- Jalkot Location in Maharashtra, India
- Coordinates: 18°37′45″N 77°10′52″E﻿ / ﻿18.62917°N 77.18111°E
- Country: India
- State: Maharashtra
- District: latur
- Taluka: Jalkot

Government
- • Type: Nagar panchayat
- • Body: Jalkot Nagar panchayat
- Elevation: 646 m (2,119 ft)

Population (2001)
- • Total: 7,912

Language
- • Official: Marathi
- Time zone: UTC+5:30 (IST)
- PIN: 413532
- Telephone code: +02471
- Vehicle registration: MH24 / MH55
- Lok Sabha constituency: Latur
- Vidhan Sabha constituency: Udgir
- Literacy: 67%

= Jalkot =

Village in Maharashtra, India

Jalkot is a Town and headquarters for Jalkot Taluka in Aurangabad Division of Nanded District in the Indian state of Maharashtra.

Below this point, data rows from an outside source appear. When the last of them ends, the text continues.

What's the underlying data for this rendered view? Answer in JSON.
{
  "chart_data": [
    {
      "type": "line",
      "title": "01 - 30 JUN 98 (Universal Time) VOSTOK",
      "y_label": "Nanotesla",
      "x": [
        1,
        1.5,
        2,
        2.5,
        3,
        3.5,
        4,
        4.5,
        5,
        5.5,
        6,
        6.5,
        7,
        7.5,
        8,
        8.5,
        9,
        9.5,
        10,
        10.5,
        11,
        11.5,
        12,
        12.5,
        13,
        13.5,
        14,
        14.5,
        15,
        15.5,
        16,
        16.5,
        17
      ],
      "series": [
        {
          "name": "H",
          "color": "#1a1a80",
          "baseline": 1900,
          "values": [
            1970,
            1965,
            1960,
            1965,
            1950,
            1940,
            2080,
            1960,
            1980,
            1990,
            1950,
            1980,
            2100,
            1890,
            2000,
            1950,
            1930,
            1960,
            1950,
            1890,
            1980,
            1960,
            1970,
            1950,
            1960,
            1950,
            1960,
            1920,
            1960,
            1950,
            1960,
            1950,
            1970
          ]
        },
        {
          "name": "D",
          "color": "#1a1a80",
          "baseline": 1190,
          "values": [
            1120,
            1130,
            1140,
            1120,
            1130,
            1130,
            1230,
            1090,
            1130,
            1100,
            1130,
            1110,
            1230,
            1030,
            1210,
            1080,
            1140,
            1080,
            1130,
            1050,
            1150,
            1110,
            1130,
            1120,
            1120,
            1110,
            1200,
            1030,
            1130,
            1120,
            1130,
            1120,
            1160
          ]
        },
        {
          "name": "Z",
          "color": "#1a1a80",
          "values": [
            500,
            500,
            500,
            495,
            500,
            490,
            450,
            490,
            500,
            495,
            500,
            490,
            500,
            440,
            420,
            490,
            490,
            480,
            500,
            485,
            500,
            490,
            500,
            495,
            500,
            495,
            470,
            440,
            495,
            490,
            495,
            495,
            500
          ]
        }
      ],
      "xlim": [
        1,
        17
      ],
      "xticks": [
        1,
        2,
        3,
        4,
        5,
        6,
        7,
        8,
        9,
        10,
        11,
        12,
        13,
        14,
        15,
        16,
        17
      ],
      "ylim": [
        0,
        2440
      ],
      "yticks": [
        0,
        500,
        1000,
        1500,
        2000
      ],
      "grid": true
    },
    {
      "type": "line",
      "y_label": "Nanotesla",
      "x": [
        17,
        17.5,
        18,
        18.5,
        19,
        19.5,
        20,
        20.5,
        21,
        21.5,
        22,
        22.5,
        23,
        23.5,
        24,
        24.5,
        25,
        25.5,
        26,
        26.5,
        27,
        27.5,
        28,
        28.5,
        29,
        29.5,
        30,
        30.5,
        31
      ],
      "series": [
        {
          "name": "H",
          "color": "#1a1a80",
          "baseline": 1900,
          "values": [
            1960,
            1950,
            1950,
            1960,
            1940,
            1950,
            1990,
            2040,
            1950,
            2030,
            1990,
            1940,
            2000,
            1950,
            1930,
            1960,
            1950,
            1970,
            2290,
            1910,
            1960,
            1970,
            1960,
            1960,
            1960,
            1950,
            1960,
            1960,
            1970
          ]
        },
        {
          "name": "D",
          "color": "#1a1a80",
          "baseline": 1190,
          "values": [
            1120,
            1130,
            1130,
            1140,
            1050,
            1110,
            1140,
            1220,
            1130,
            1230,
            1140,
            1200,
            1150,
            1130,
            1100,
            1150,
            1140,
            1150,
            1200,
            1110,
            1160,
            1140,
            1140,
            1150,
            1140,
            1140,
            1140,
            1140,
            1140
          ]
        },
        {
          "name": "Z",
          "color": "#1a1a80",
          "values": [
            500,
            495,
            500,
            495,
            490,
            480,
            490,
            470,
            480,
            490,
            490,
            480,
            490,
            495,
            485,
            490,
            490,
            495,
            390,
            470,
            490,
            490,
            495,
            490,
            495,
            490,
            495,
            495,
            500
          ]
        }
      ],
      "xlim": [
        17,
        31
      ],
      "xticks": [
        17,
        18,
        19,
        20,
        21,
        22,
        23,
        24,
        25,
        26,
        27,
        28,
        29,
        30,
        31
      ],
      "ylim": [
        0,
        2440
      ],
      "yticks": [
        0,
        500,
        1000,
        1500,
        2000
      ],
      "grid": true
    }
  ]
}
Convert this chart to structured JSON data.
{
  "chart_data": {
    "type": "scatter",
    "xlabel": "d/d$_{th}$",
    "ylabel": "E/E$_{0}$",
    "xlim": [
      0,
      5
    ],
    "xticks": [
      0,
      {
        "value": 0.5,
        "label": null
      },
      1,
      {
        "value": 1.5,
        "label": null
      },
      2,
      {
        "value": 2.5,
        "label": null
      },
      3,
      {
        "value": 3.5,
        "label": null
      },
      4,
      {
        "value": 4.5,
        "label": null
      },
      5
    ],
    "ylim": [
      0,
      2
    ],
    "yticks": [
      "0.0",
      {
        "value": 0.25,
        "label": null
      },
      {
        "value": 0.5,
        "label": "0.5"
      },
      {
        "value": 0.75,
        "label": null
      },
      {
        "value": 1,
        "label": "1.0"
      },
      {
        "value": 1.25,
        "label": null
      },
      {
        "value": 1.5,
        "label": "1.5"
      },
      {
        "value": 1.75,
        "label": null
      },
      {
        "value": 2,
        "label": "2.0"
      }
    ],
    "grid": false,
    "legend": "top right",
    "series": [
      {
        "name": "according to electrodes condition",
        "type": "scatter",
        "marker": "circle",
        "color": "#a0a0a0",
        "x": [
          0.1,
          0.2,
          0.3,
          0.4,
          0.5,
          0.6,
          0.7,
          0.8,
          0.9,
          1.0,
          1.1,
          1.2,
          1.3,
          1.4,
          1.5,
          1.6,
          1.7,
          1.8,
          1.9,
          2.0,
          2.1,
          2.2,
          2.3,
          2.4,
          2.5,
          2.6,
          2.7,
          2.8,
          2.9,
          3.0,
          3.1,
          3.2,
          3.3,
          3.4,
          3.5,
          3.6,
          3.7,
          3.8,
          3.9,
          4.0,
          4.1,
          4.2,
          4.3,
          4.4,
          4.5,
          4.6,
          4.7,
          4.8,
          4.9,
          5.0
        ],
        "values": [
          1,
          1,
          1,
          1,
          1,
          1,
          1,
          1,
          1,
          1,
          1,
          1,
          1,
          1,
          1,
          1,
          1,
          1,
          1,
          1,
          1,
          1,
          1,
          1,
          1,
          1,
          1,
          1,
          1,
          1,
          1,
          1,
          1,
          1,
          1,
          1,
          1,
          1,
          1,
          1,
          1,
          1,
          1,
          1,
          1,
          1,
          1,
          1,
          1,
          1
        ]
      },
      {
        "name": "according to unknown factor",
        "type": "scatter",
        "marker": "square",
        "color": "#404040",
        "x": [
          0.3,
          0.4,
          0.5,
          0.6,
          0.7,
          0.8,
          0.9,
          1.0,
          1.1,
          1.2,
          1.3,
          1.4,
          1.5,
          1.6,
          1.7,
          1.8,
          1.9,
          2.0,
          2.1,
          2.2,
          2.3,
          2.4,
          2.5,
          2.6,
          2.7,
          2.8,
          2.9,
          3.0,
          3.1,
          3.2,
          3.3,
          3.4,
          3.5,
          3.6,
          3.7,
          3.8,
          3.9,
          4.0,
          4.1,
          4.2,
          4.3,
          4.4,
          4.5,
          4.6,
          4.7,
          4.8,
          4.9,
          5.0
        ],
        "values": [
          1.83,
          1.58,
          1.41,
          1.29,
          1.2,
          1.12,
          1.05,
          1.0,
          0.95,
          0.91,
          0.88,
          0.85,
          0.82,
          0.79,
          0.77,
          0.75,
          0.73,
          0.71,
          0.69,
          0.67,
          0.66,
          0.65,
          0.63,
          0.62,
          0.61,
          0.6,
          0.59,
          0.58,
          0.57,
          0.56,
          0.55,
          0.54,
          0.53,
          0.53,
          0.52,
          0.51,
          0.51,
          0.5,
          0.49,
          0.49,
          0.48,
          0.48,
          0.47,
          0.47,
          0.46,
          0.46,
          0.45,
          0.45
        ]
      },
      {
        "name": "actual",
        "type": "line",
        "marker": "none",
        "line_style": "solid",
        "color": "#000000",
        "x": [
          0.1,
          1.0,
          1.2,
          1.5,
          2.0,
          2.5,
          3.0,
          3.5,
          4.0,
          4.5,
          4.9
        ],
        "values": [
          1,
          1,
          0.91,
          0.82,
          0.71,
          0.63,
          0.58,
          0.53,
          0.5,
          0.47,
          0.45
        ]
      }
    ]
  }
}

The place is famous for its Mahadeo Temple. This place is also famous for a large fort(60 ft.) of the Deshmukh family. The place is surrounded by 3 mountains of the Balaghat ranges. The government offices in the town are the telephone exchange, MSEB office, the police station, tehsil office (panchayat samiti), a good number of schools and colleges.

==History==
During the 1947 "Hyderabad Police Action", there was a brief battle outside of Jalkot where a Hyderabad Army artillery field piece was captured.
The town and around territories were ruled by local kings belonging to Deshmukh family.

==Demographics==

In the 2001 Indian census, the village of Jalkot had 7,912 inhabitants, with 4,097 males (51.8%) and 3,815 females (48.2%), for a ratio of 931 females per 1,000 males.

==Education==

Various schools are:
- Zilha parishad high school and kanya shala and other schools.
- junior college is Gurudatt Mahavidyalaya.
- There are 4 D-Ed colleges in city, these are mahatma phule adhyapak vidyalaya, Sambhajirao kendre adhyapak vidhyalaya and Engineering institute, Tirupati adhyapak vidhyalaya, and Sambhaji kendre adhyapak vidhyalaya.
- There is a CBSE school named Subhadrai English School.
- Other English Schools include M.P Model English School, The World School etc.

==Temples==
- Balaji Temple is the new attraction of the town. Devotee's around the town are rushing to the place for God Tirupati darshan.
- Also Vitthal Rukmini Temple is nearby.
- Many other temples such as Lord Shiva Temple, Lord Datta Temple, Virbhadra Temple, Ambabai Temple and Hanuman Temple draw attention of people.
- A Temple of Mahadamai is located in a huge fort of Jalkot.